LONDON, July 11-12, 2005 -- Some informed British sources believe that the recent
London Transport bombings may have been the work of far right-wing British terrorists
hoping to stir up tensions with the nation's large Muslim population. There are
several reasons for this belief. One is that GCHQ and MI-5 intercepts of the communications
of Muslim groups in Britain and abroad -- groups suspected of ties to militants
-- revealed that targeted individuals and organizations were genuinely surprised
at the London bombings. Another is the statement of former Metropolitan London
police commissioner Sir John Stevens that the perpetrators were "almost certainly"
British. Although many accused Stevens of stirring up racial tensions, he never
referred to British Muslims. British Prime Minister Tony Blair ruled out any probe
of the bombings claiming it would "distract" from the investigation.

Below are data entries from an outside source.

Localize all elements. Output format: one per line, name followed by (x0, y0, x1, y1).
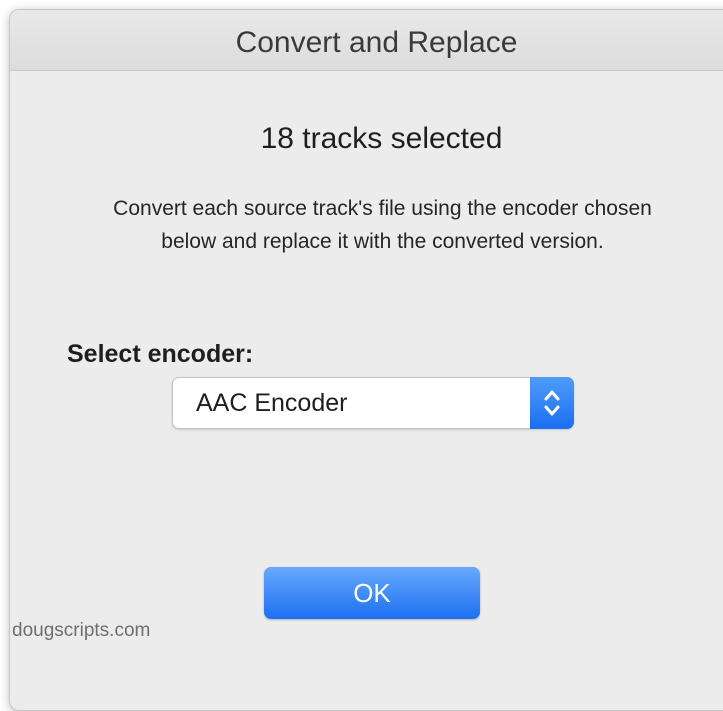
encoder-selected-value: AAC Encoder (196, 389, 348, 417)
title-bar: Convert and Replace (10, 10, 723, 71)
ok-button[interactable]: OK (264, 567, 480, 619)
encoder-popup[interactable]: AAC Encoder (172, 377, 574, 429)
tracks-selected-heading: 18 tracks selected (260, 122, 503, 155)
dialog-window: Convert and Replace 18 tracks selected C… (9, 9, 723, 711)
watermark-text: dougscripts.com (12, 620, 151, 641)
description-text: Convert each source track's file using t… (113, 197, 652, 253)
up-down-chevron-icon (544, 390, 560, 416)
popup-stepper[interactable] (530, 377, 574, 429)
select-encoder-label: Select encoder: (67, 340, 254, 368)
dialog-title: Convert and Replace (235, 26, 518, 59)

Although U.S. and some British media were quick to point blame at Muslim terrorists,
little has been mentioned about David Copeland who set off a nail bomb in the
Admiral Duncan pub on Old Compton Street in London's Soho in April 1999. The bomb
killed three and injured 139. Copeland, a 22-year old electrical engineer and
native of Hampshire, wanted to start a war against non-whites and homosexuals
and believed he was a messenger from God. Copeland had a fascination for Adolf
Hitler and dreamt of being an SS commander holding women sex slaves. Copeland
was also charged with setting off nail bombs in an Afro-Caribbean neighborhood
in Brixton and a Bangladeshi district in Brick Lane. The British police dismissed
a claim of responsibilty for the Soho bombing by a fascist group called the White
Wolves, emphasizing that Copeland acted alone. It is also significant that when
he planned his terrorist bombings, Copeland worked as an electrician on the London
Underground's Jubilee Line extension project. Copeland was sentenced to six life
terms in prison for the bombings.
There are reports that some members of British law enforcement and intelligence
maintain a liaison with British fascist groups who are mainly centered in the
Kentish Town neighborhood of north London, a neighborhood rife with Nazi posters,
stickers, and graffiti. In addition to Kentish Town, Roetherhithe and Eltham
in southeast London are bevies of fascist activities. British fascist groups
include the British National Front, National Socialist Movement, and ex-members
of Ulster paramilitary loyalist groups. Another fascist group, Combat 18, was
established in 1992 as a security force for the National Front. It was later
discovered that MI-5 had infiltrated Combat 18 to slip informants into loyalist
paramilitary cells in Northern Ireland.
Informed obsevers also point to the David Tovey case. In 2002, police searched
Tovey's Oxfordshire home in an investigation to find the source of a spate of
racist graffiti. According to The Guardian, police discovered much more than
spray paint cans in Tovey's home: an arsenal of weapons (including a Baikal
pistol with silencer), explosives (including PE4 plastic explosive, which is
used by the British Army), bomb making equipment, NATO body armor, maps where
mosques were located, British National Front literature, and license plate numbers
of African and Asian individuals. Police learned that Tovey was involved in
a right-wing gang that was placing anti-white graffiti in public toilets in
Warwickshire and Oxfordshire. As with Copeland, police said they determined
Tovey was a loner.
On July 12, The Times of London revealed that the explosives used in the London
Transport bombings were military-grade explosives and investigators emphasized
they believed the bombers were British and worked in small cells. Furthermore,
although the British police are putting out information that suicide bombers
were involved in the London bombings, Vince Cannistraro, the former CIA counter-terrorism
chief, told The Guardian that "two unexploded bombs" were recovered
along with "mechnical timing devices." It goes without saying that
suicide bombers would not have been using timing devices.
The belief that British right-wing terrorists may have carried out the London
train bombings coincides with a major Italian investigation of ties between
far-right Italian groups, Italian law enforcement personnel, U.S. Defense Department
covert operations agents, and Jihadist terrorists.